The gathering of pollen is a very good sign; it means that there is brood and also a queen present. I sat and watched them for some time, their pollen baskets were full of red pollen from snowdrops and it seemed that all the hives had survived……..so far.
February is the time of the year when we could lose some colonies from starvation. We keep a close eye on their stores. A few did seem a little light and so they were given some fondant just in case.

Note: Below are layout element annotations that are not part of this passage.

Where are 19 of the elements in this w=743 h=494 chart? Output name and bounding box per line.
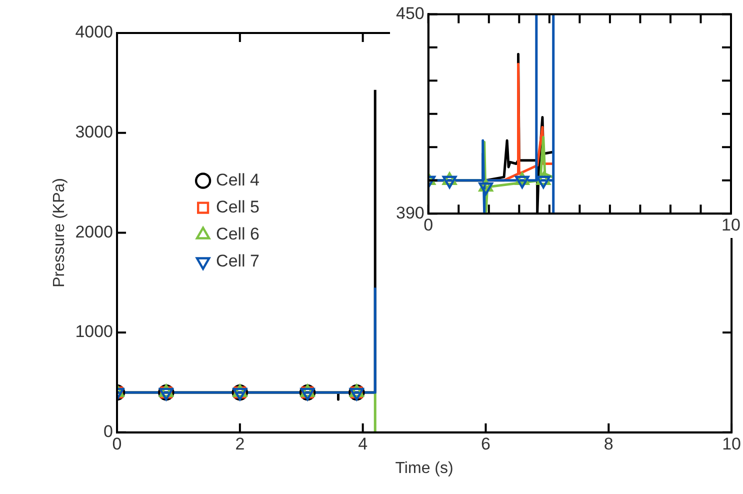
x-tick-label: 10 xyxy=(722,434,742,454)
y-tick-label: 3000 xyxy=(75,122,114,142)
x-tick-label: 2 xyxy=(235,434,245,454)
x-axis-title: Time (s) xyxy=(395,460,454,477)
legend-label: Cell 5 xyxy=(216,197,260,216)
legend-label: Cell 4 xyxy=(216,170,260,190)
y-tick-label: 0 xyxy=(104,422,114,442)
x-tick-label: 4 xyxy=(358,434,368,454)
y-tick-label: 390 xyxy=(396,203,424,222)
legend-label: Cell 7 xyxy=(216,251,260,270)
x-tick-label: 6 xyxy=(481,434,490,454)
y-tick-label: 2000 xyxy=(75,222,114,242)
y-tick-label: 1000 xyxy=(75,322,114,342)
x-tick-label: 10 xyxy=(722,215,740,234)
legend-label: Cell 6 xyxy=(216,224,260,244)
y-axis-title: Pressure (KPa) xyxy=(51,178,68,288)
x-tick-label: 8 xyxy=(604,434,614,454)
y-tick-label: 450 xyxy=(396,4,424,23)
y-tick-label: 4000 xyxy=(75,22,114,42)
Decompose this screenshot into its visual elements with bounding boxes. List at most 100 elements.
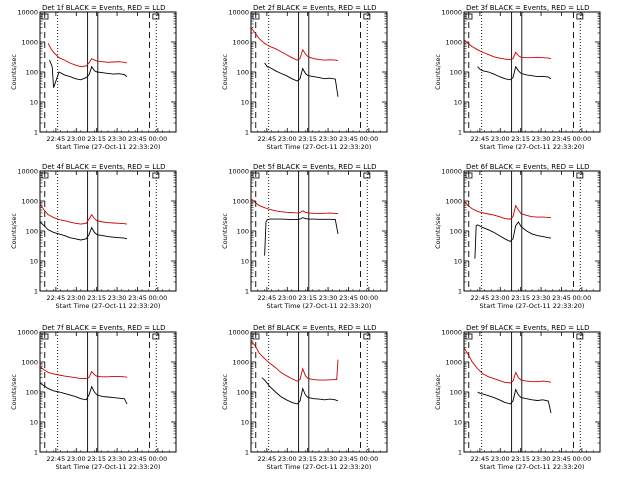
x-tick-label: 23:30 [108, 455, 127, 463]
y-axis-label: Counts/sec [221, 54, 229, 90]
x-tick-label: 00:00 [573, 294, 592, 302]
panel-title: Det 8f BLACK = Events, RED = LLD [253, 324, 376, 332]
x-tick-label: 23:45 [128, 455, 147, 463]
y-axis-label: Counts/sec [10, 54, 18, 90]
x-tick-label: 22:45 [47, 294, 66, 302]
x-tick-label: 00:00 [149, 455, 168, 463]
y-tick-label: 100 [26, 69, 38, 77]
x-tick-label: 23:00 [67, 135, 86, 143]
x-tick-label: 23:30 [532, 455, 551, 463]
events-series-line [264, 62, 339, 97]
plot-frame [463, 331, 601, 453]
x-axis-label: Start Time (27-Oct-11 22:33:20) [480, 463, 585, 471]
y-tick-label: 1 [245, 129, 249, 137]
events-series-line [264, 217, 339, 256]
events-series-line [474, 221, 552, 259]
panel-title: Det 6f BLACK = Events, RED = LLD [466, 163, 589, 171]
panel-det-8: Det 8f BLACK = Events, RED = LLD 1 10 100 10… [221, 324, 388, 471]
plot-frame [250, 170, 388, 292]
panel-title: Det 1f BLACK = Events, RED = LLD [42, 4, 165, 12]
x-tick-label: 23:15 [298, 135, 317, 143]
x-tick-label: 22:45 [47, 455, 66, 463]
x-tick-label: 23:45 [339, 135, 358, 143]
x-tick-label: 23:45 [552, 455, 571, 463]
lld-series-line [47, 43, 128, 68]
y-axis-label: Counts/sec [434, 54, 442, 90]
panel-det-5: Det 5f BLACK = Events, RED = LLD 1 10 100 10… [221, 163, 388, 310]
lld-series-line [463, 39, 552, 61]
y-axis-label: Counts/sec [221, 213, 229, 249]
x-axis-label: Start Time (27-Oct-11 22:33:20) [56, 463, 161, 471]
x-tick-label: 00:00 [149, 135, 168, 143]
y-tick-label: 100 [237, 389, 249, 397]
plot-frame [39, 170, 177, 292]
y-tick-label: 1000 [445, 39, 462, 47]
x-tick-label: 23:00 [278, 294, 297, 302]
lld-series-line [250, 198, 339, 215]
panel-det-1: Det 1f BLACK = Events, RED = LLD 1 10 100 10… [10, 4, 177, 151]
panel-title: Det 5f BLACK = Events, RED = LLD [253, 163, 376, 171]
x-tick-label: 00:00 [573, 455, 592, 463]
y-tick-label: 10000 [441, 329, 462, 337]
y-tick-label: 100 [450, 69, 462, 77]
events-series-line [39, 221, 128, 241]
x-tick-label: 23:00 [278, 455, 297, 463]
x-axis-label: Start Time (27-Oct-11 22:33:20) [267, 143, 372, 151]
x-tick-label: 23:00 [67, 294, 86, 302]
events-series-line [39, 382, 128, 405]
x-tick-label: 23:30 [108, 294, 127, 302]
x-tick-label: 23:30 [319, 455, 338, 463]
panel-det-9: Det 9f BLACK = Events, RED = LLD 1 10 100 10… [434, 324, 601, 471]
y-tick-label: 1 [458, 288, 462, 296]
plot-frame [463, 11, 601, 133]
lld-series-line [39, 366, 128, 380]
lld-series-line [463, 347, 552, 384]
y-axis-label: Counts/sec [10, 213, 18, 249]
x-tick-label: 23:45 [128, 294, 147, 302]
lld-series-line [39, 203, 128, 225]
x-tick-label: 23:30 [532, 294, 551, 302]
y-axis-label: Counts/sec [221, 374, 229, 410]
x-axis-label: Start Time (27-Oct-11 22:33:20) [56, 143, 161, 151]
x-tick-label: 00:00 [149, 294, 168, 302]
x-axis-label: Start Time (27-Oct-11 22:33:20) [480, 143, 585, 151]
y-tick-label: 10000 [17, 168, 38, 176]
plot-frame [463, 170, 601, 292]
y-tick-label: 1 [34, 449, 38, 457]
x-tick-label: 23:30 [319, 294, 338, 302]
panel-title: Det 7f BLACK = Events, RED = LLD [42, 324, 165, 332]
y-tick-label: 10 [454, 99, 462, 107]
y-tick-label: 10000 [17, 9, 38, 17]
y-tick-label: 10 [454, 419, 462, 427]
y-tick-label: 10 [454, 258, 462, 266]
y-tick-label: 10000 [441, 9, 462, 17]
x-tick-label: 23:30 [532, 135, 551, 143]
x-tick-label: 22:45 [471, 135, 490, 143]
panel-det-4: Det 4f BLACK = Events, RED = LLD 1 10 100 10… [10, 163, 177, 310]
x-axis-label: Start Time (27-Oct-11 22:33:20) [480, 302, 585, 310]
y-tick-label: 10000 [228, 168, 249, 176]
panel-det-7: Det 7f BLACK = Events, RED = LLD 1 10 100 10… [10, 324, 177, 471]
y-tick-label: 100 [237, 69, 249, 77]
y-tick-label: 1 [458, 129, 462, 137]
x-tick-label: 23:30 [319, 135, 338, 143]
y-tick-label: 100 [450, 228, 462, 236]
y-tick-label: 10 [241, 419, 249, 427]
x-tick-label: 22:45 [258, 135, 277, 143]
x-tick-label: 23:15 [511, 135, 530, 143]
x-tick-label: 23:15 [87, 135, 106, 143]
y-axis-label: Counts/sec [434, 213, 442, 249]
y-tick-label: 1 [245, 288, 249, 296]
y-tick-label: 100 [450, 389, 462, 397]
x-tick-label: 23:15 [298, 294, 317, 302]
y-tick-label: 10 [30, 419, 38, 427]
x-tick-label: 23:15 [298, 455, 317, 463]
panel-title: Det 9f BLACK = Events, RED = LLD [466, 324, 589, 332]
x-tick-label: 22:45 [47, 135, 66, 143]
x-tick-label: 23:45 [339, 455, 358, 463]
x-tick-label: 00:00 [360, 135, 379, 143]
y-tick-label: 1000 [21, 39, 38, 47]
y-tick-label: 1000 [21, 198, 38, 206]
x-tick-label: 23:00 [491, 294, 510, 302]
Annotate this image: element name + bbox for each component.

There has been a lot written recently about the declining bee population. Unfortunately a lot of the message is about the honey bee which is not in any real danger. Heaven knows in a few months we will be having a battle to contain them. It is the other pollinating insects that need our help. Bumble Bees particularly together with hover flies, bee flies and a variety of insignificant little insects that no one notices. All these are declining at an ever increasing speed and we can do our bit by planting bee friendly plants, not being too tidy in the autumn and winter and leaving some long grass. Also leaving clover to flower in your lawn for a couple of weeks in the summer time gives the bees some forage.
Plant of the month
The lungworts and particularly Pulmonaria rubra are brilliant forage for emerging Bumble Bees at this time of the year. Their brick red flowers are carried over light green leaves which are evergreen. Happy in sun or shade they make superb ground cover for those difficult situations.